Chilling Intellectual Freedom, Autonomy Privacy and Data Privacy
If we accept that learning analytics, as an application of big data or data mining, constitutes a form of surveillance, what does that mean for free inquiry in higher education?
Data Privacy and Autonomy Privacy
Surveillance, Intellectual Freedom and the Chilling Effect
Scholarship confirms that being monitored - or being aware of the potential to be monitored - influences our behavior. Research on online information seeking since Edward Snowden's leak of internal National Security Agency documentation reveals that people are less likely to search for controversial (or simply embarrassing) information online -- correlational evidence of the chilling effect of surveillance.
Surveillance doesn't affect its subjects equally; research reveals its disparate impact on minority populations.
The Family Educational Rights and Privacy Act protects the confidentiality of students' education records, defined as
"records that are 1) directly related to a student; and 2) maintained by an educational agency or institution or by a party or agency acting for the agency or institution."
FERPA protection specifically excludes records
kept in the sole possession of the [instructor]

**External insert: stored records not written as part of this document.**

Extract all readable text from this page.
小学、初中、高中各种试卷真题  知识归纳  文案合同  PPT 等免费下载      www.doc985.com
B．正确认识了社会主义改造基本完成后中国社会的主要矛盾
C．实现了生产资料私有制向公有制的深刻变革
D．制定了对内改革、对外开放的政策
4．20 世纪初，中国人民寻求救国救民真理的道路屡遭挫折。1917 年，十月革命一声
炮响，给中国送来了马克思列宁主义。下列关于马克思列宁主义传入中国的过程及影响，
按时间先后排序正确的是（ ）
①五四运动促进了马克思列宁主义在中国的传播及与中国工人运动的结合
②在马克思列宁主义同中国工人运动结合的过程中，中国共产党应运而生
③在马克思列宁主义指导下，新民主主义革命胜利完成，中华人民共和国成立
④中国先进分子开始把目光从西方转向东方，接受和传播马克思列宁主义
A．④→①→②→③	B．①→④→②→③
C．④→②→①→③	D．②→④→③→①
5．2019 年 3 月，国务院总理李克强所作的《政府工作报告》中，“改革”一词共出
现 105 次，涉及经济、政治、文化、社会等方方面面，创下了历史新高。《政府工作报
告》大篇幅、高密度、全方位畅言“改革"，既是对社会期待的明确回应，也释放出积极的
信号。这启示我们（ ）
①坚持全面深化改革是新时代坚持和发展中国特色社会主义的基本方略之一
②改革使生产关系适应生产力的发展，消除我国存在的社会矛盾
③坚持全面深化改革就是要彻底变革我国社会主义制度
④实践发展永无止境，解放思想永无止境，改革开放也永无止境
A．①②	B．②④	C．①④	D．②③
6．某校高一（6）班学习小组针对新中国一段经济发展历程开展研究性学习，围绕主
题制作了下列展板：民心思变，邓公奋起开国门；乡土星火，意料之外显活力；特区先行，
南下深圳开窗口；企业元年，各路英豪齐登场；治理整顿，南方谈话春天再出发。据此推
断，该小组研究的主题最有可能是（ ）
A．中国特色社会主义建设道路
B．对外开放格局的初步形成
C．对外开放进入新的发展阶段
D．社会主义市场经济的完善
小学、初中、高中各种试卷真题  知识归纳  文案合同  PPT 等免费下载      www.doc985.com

maintained by campus security departments
maintained by physicians, psychiatrists, or psychologists, or other recognized para-/professionals
of directory information, including but not limited to "student's name; address; telephone listing; electronic mail address; photograph; date and place of birth; major field of study; grade level; enrollment status (e.g., undergraduate or graduate, full-time or part-time); dates of attendance; participation in officially recognized activities and sports; weight and height of members of athletic teams; degrees, honors, and awards received; and the most recent educational agency or institution attended."
FERPA has not been interpreted (by court decision or case law) with respect to its application to learning analytics data.
If an institution implements policies that extend FERPA protection to learning analytics data, this means that eligible students are afforded the right to inspect and correct this data. What are the implications of this policy approach to learning analytics?